Besides the resource home, you can also act upon the termination time of WS-Resources, typically to give them a new lease of life. Interestingly, remote clients can do the same! The same WSRF interface that offer the destroy
operation, offers also operation to extend the lifetime of WS-Resources. As usual, the gCube provider implements these operations and so do all the stateful port-types that extend the gCube Provider. Again, the details of these operations are beyond the scope of this Primer, so check out the standard for precise instructions.
== WS-Resources and Persistence
Publishing WS-Resources
The first and foremost motivations for adopting WSRF standards in gCube concerns the publication of WS-Resources. Publishing a WS-Resource means to publish the values of its RPs with the gCube Information Services. The reason for doing so is to allow clients to dynamically discover the WS-Resource by querying the Information Services for the existence or current value of RPs. The Information Services themselves are thus a distinguished example of the class of generic clients for which we have bothered to adopt WSRF standards in the first place. We deal with WS-Resource publication here and discuss discovery later and in a much broader context.
gCF takes care of WS-Resource publication. All home resources, in particular, inherit from the GCUBEWSHome
the ability to publish a WS-Resource right after its initialisation. In response, the Information Services will come back at regular intervals and poll the WS-Resource via its WSRF interfaces to check that it is still alive and to get the latest value of its RPs. If the WS-Resource is not available after a number of attempts, its publication expires. When persistence is enabled, however, the unavailability of a WS-Resource may not be due to its actual destruction, but simply a gHN that is temporarily down. For this reason, the resource home will republish at start-up all the WS-Resources that it manages persistently. Furthermore, the resource home will take the initiative and signal the destruction of a WS-Resource to the Information Services as soon as this happens.

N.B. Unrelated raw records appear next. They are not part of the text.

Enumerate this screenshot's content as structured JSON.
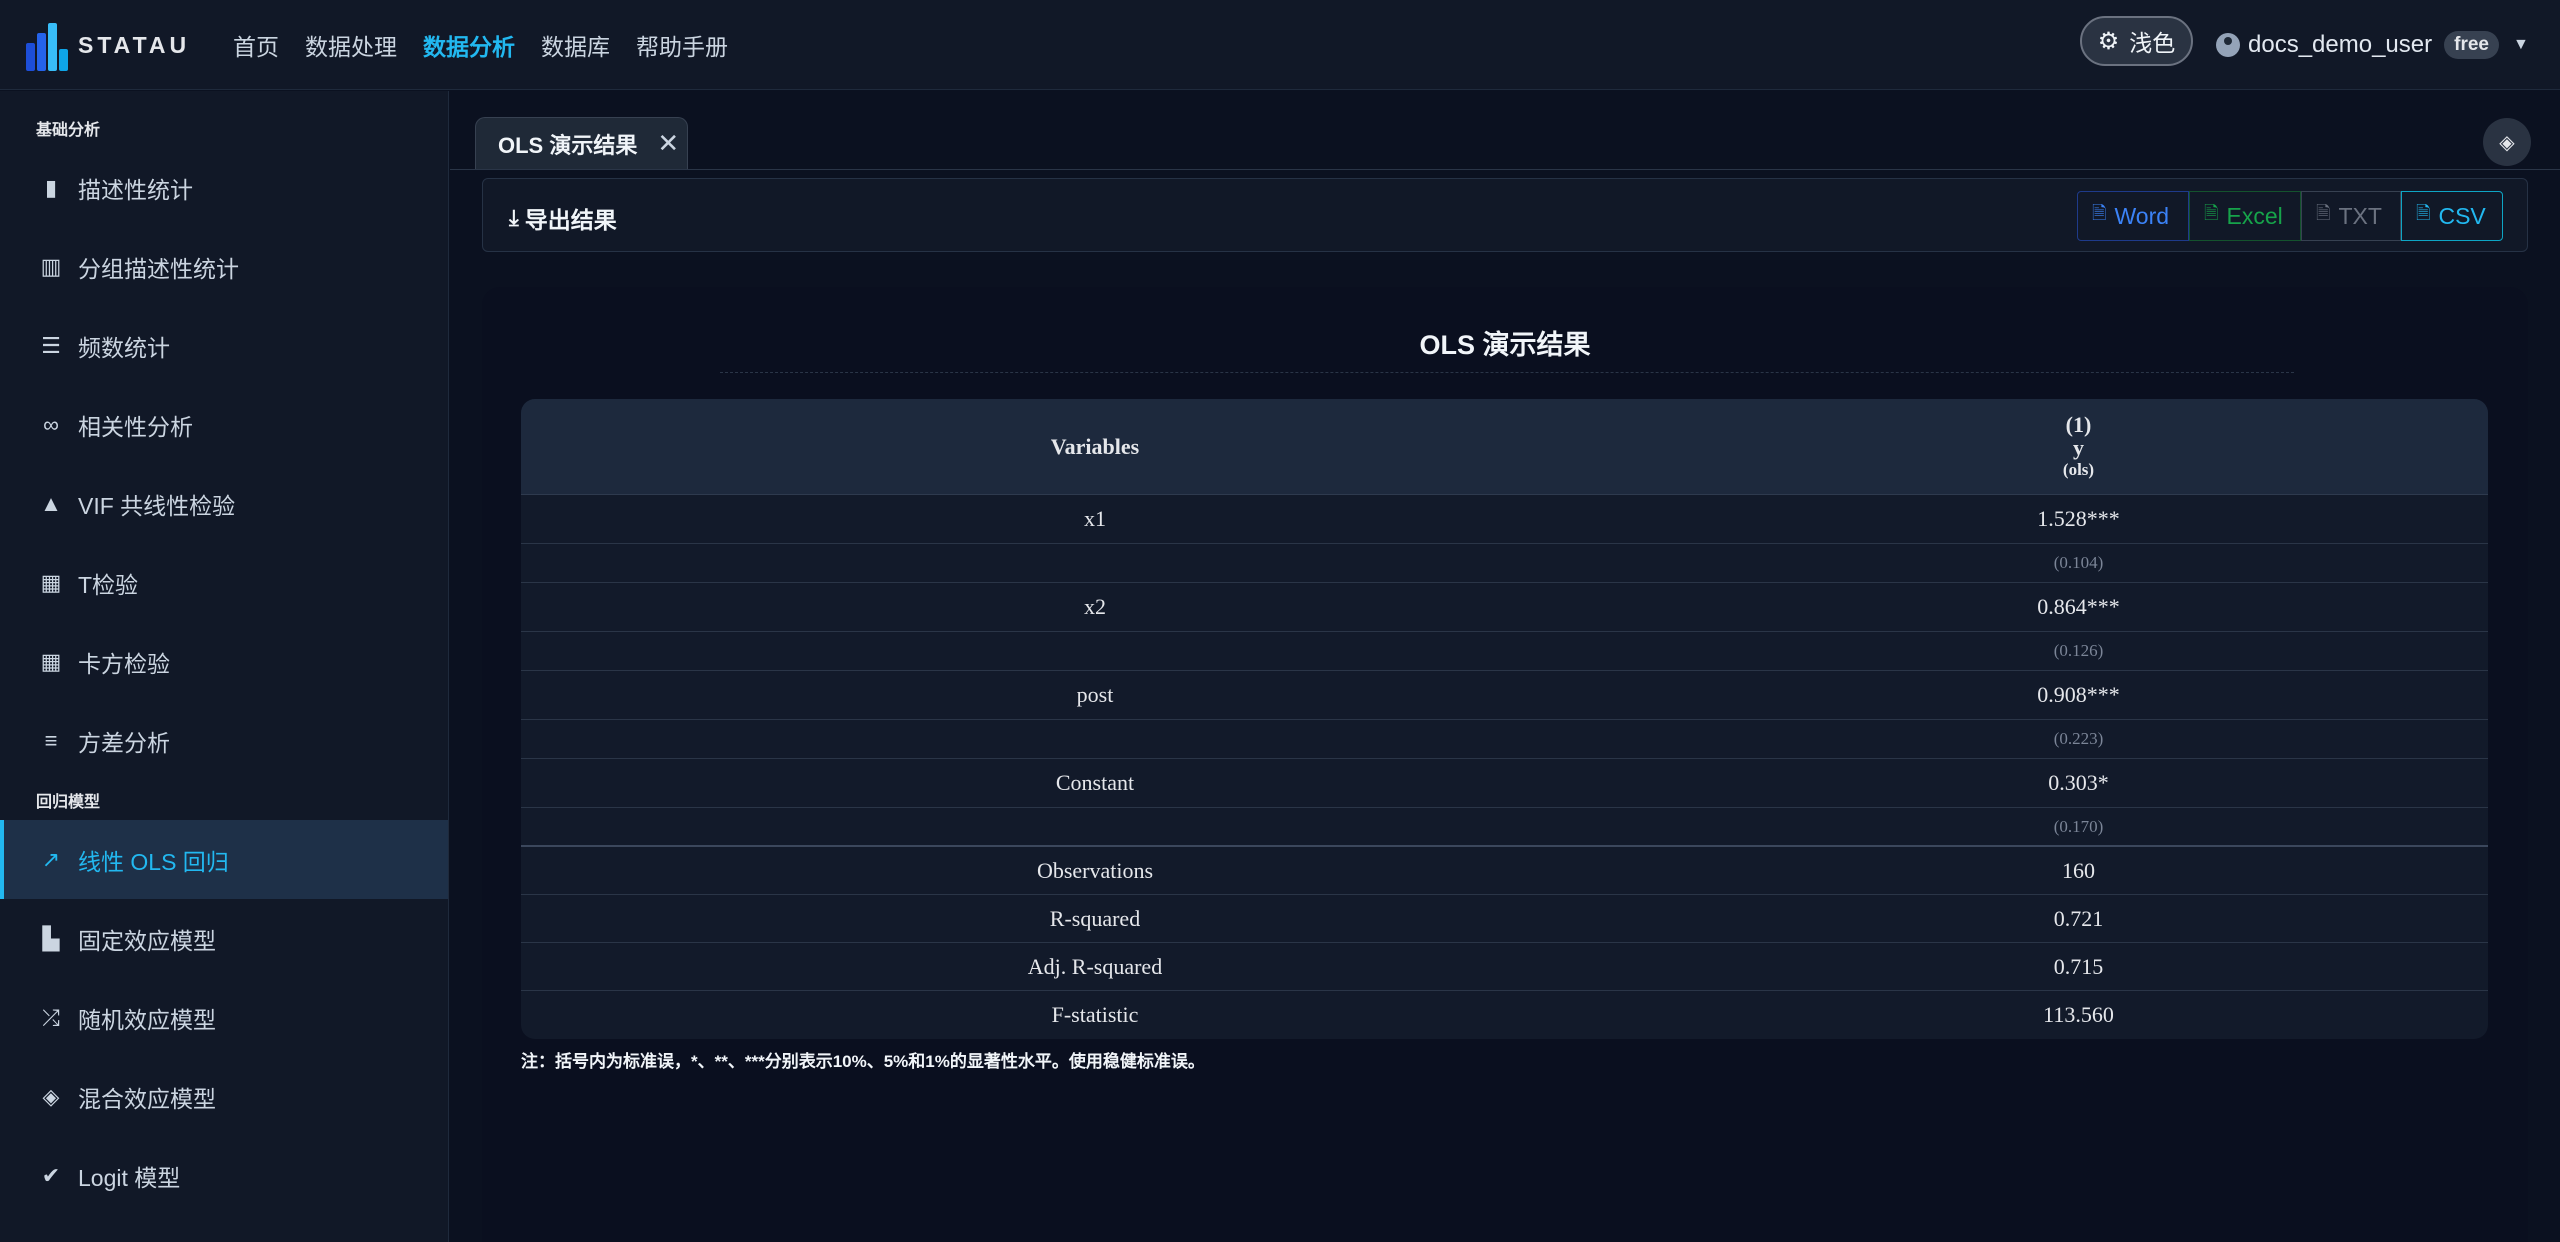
{
  "app": {
    "brand": "STATAU",
    "nav": [
      "首页",
      "数据处理",
      "数据分析",
      "数据库",
      "帮助手册"
    ],
    "active_nav": "数据分析",
    "theme_toggle_label": "浅色",
    "user": {
      "name": "docs_demo_user",
      "plan": "free"
    },
    "accent_color": "#22b8f0"
  },
  "sidebar": {
    "group_basic": "基础分析",
    "basic_items": [
      {
        "label": "描述性统计",
        "icon": "bar-chart-icon"
      },
      {
        "label": "分组描述性统计",
        "icon": "grouped-bar-chart-icon"
      },
      {
        "label": "频数统计",
        "icon": "table-list-icon"
      },
      {
        "label": "相关性分析",
        "icon": "link-icon"
      },
      {
        "label": "VIF 共线性检验",
        "icon": "warning-icon"
      },
      {
        "label": "T检验",
        "icon": "calculator-icon"
      },
      {
        "label": "卡方检验",
        "icon": "grid-icon"
      },
      {
        "label": "方差分析",
        "icon": "bar-chart-horizontal-icon"
      }
    ],
    "group_regression": "回归模型",
    "regression_items": [
      {
        "label": "线性 OLS 回归",
        "icon": "line-chart-icon",
        "active": true
      },
      {
        "label": "固定效应模型",
        "icon": "building-icon"
      },
      {
        "label": "随机效应模型",
        "icon": "shuffle-icon"
      },
      {
        "label": "混合效应模型",
        "icon": "layers-icon"
      },
      {
        "label": "Logit 模型",
        "icon": "check-circle-icon"
      }
    ]
  },
  "main": {
    "tab_label": "OLS 演示结果",
    "export": {
      "title": "导出结果",
      "buttons": [
        "Word",
        "Excel",
        "TXT",
        "CSV"
      ]
    },
    "result_title": "OLS 演示结果",
    "table": {
      "header": {
        "variables": "Variables",
        "model_num": "(1)",
        "dep_var": "y",
        "method": "(ols)"
      },
      "coefficients": [
        {
          "name": "x1",
          "coef": "1.528***",
          "se": "(0.104)"
        },
        {
          "name": "x2",
          "coef": "0.864***",
          "se": "(0.126)"
        },
        {
          "name": "post",
          "coef": "0.908***",
          "se": "(0.223)"
        },
        {
          "name": "Constant",
          "coef": "0.303*",
          "se": "(0.170)"
        }
      ],
      "stats": [
        {
          "name": "Observations",
          "value": "160"
        },
        {
          "name": "R-squared",
          "value": "0.721"
        },
        {
          "name": "Adj. R-squared",
          "value": "0.715"
        },
        {
          "name": "F-statistic",
          "value": "113.560"
        }
      ]
    },
    "note": "注：括号内为标准误，*、**、***分别表示10%、5%和1%的显著性水平。使用稳健标准误。"
  }
}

There is still something that is left to us, however. We need to tell the resource home:
- what RPs we wish to actually publish (typically all those we cared to define);
- how often we wish our RPs to be polled by the Information Services (depending on the frequency with which we expect our RPs to change).

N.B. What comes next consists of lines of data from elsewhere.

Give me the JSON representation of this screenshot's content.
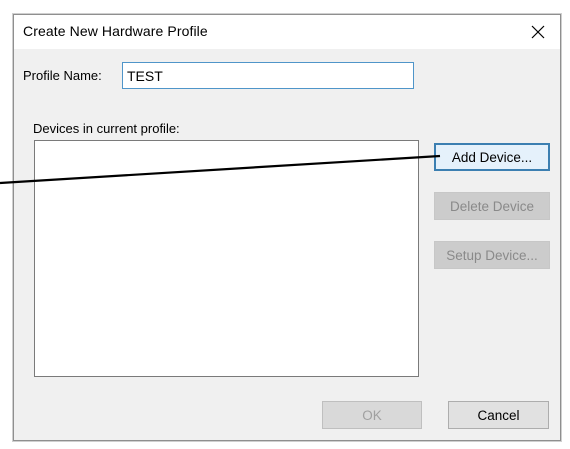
{
  "window": {
    "title": "Create New Hardware Profile",
    "close_glyph": "✕"
  },
  "form": {
    "profile_name_label": "Profile Name:",
    "profile_name_value": "TEST",
    "devices_label": "Devices in current profile:"
  },
  "buttons": {
    "add_device": "Add Device...",
    "delete_device": "Delete Device",
    "setup_device": "Setup Device...",
    "ok": "OK",
    "cancel": "Cancel"
  },
  "icons": {
    "close": "close-icon"
  },
  "colors": {
    "dialog_bg": "#f0f0f0",
    "focus_border": "#3c7fb1",
    "callout_line": "#000000"
  }
}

We do both things via configuration, filling a dedicated XML template and storing it in a registration.xml
file in the <etc> folder of our service implementation. For the WS-Resources that encapsulate our Stateful
port-type, for example, the registration file may look as follows:
<ServiceGroupRegistrationParameters xmlns:sgc="http://mds.globus.org/servicegroup/client" xmlns:xsd="http://www.w3.org/2001/XMLSchema" xmlns:xsi="http://www.w3.org/2001/XMLSchema-instance" xmlns:wsa="http://schemas.xmlsoap.org/ws/2004/03/addressing" xmlns:agg="http://mds.globus.org/aggregator/types" xmlns="http://mds.globus.org/servicegroup/client"> <RefreshIntervalSecs>60</RefreshIntervalSecs> <Content xsi:type="agg:AggregatorContent"> <agg:AggregatorConfig> <agg:GetMultipleResourcePropertiesPollType xmlns:sample="http://acme.org/sample"> <agg:PollIntervalMillis>60000</agg:PollIntervalMillis> <agg:ResourcePropertyNames>sample:Name</agg:ResourcePropertyNames> <agg:ResourcePropertyNames>sample:Visits</agg:ResourcePropertyNames> </agg:GetMultipleResourcePropertiesPollType> </agg:AggregatorConfig> <agg:AggregatorData/> </Content>
This is mostly a boiler plate format defined by the technologies that underlie gCube publication mechanisms. We just notice the following:
we must specify the polling interval as the value in milliseconds of the PollIntervalMillis
element. Here we opted for a minute.
we must explicitly list the RPs that wish to have published as the values of the ResourcePropertyNames
. Do note that the values include the namespace of the Stateful
port-type, and that this namespace is bound to the local default namespace.